Convergence of Compliance Frameworks
The EU’s Digital Omnibus initiative aims to streamline overlapping obligations across key regulatory frameworks, including the GDPR, the ePrivacy Directive, NIS2, DORA, and the AI Act. The proposed changes include uniform incident reporting procedures, simplified consent rules, browser-level default settings, and clearer rules regarding training data for AI. “Cybersecurity is no longer limited to the boundaries of a single organization!”
Under regulations such as DORA and NIS2, companies must increasingly assess and monitor the security posture of their suppliers, partners, and technology providers. Vulnerabilities related to third parties are now considered an integral part of the risks inherent to the organization.
Furthermore, a single European reporting portal should further reduce fragmentation, allowing organizations to report cyber incidents and data breaches through a single harmonized portal rather than having to navigate between various parallel schemes.
Sovereignty Takes on a New Status
This year, too, we will see that sovereignty is no longer an abstract principle. It is being incorporated into specifications and directly influences technological choices.

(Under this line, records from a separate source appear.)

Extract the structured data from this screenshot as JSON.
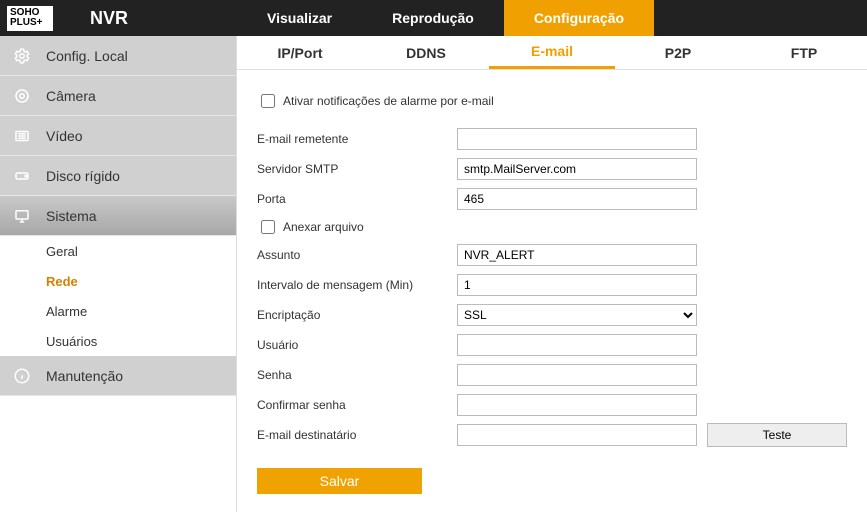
{
  "logo": {
    "line1": "SOHO",
    "line2": "PLUS+"
  },
  "brand": "NVR",
  "topnav": [
    {
      "label": "Visualizar",
      "active": false
    },
    {
      "label": "Reprodução",
      "active": false
    },
    {
      "label": "Configuração",
      "active": true
    }
  ],
  "sidebar": {
    "items": [
      {
        "icon": "gear",
        "label": "Config. Local"
      },
      {
        "icon": "camera",
        "label": "Câmera"
      },
      {
        "icon": "video",
        "label": "Vídeo"
      },
      {
        "icon": "disk",
        "label": "Disco rígido"
      },
      {
        "icon": "system",
        "label": "Sistema",
        "selected": true
      },
      {
        "icon": "info",
        "label": "Manutenção"
      }
    ],
    "subitems": [
      {
        "label": "Geral"
      },
      {
        "label": "Rede",
        "active": true
      },
      {
        "label": "Alarme"
      },
      {
        "label": "Usuários"
      }
    ]
  },
  "subtabs": [
    {
      "label": "IP/Port"
    },
    {
      "label": "DDNS"
    },
    {
      "label": "E-mail",
      "active": true
    },
    {
      "label": "P2P"
    },
    {
      "label": "FTP"
    }
  ],
  "form": {
    "enable_notifications_label": "Ativar notificações de alarme por e-mail",
    "sender_label": "E-mail remetente",
    "sender_value": "",
    "smtp_label": "Servidor SMTP",
    "smtp_value": "smtp.MailServer.com",
    "port_label": "Porta",
    "port_value": "465",
    "attach_label": "Anexar arquivo",
    "subject_label": "Assunto",
    "subject_value": "NVR_ALERT",
    "interval_label": "Intervalo de mensagem (Min)",
    "interval_value": "1",
    "encryption_label": "Encriptação",
    "encryption_value": "SSL",
    "user_label": "Usuário",
    "user_value": "",
    "password_label": "Senha",
    "password_value": "",
    "confirm_label": "Confirmar senha",
    "confirm_value": "",
    "recipient_label": "E-mail destinatário",
    "recipient_value": "",
    "test_button": "Teste",
    "save_button": "Salvar"
  }
}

IT departments and security managers now view the value chain as a whole: component design, control over the software, update management, scalability of architectures, and the reliability of technology partners. The question is no longer just “what does the solution enable?”, but “under which jurisdiction does it fall and to what dependencies does it expose us?”.
In an international context characterized by the extraterritorial application of certain laws, managing data flows becomes a strategic challenge.
By 2026, multinationals will need to account for more detailed guidelines, stricter requirements, and a broader application of sovereignty principles, according to François Vajda.
Coherent data management and best practices in architecture will therefore be essential to meet these requirements without compromising operational productivity…
“The good news? Compliance has never been more accessible. The tools exist, best practices are documented, and the cost of compliance is infinitely lower than the cost of a penalty!”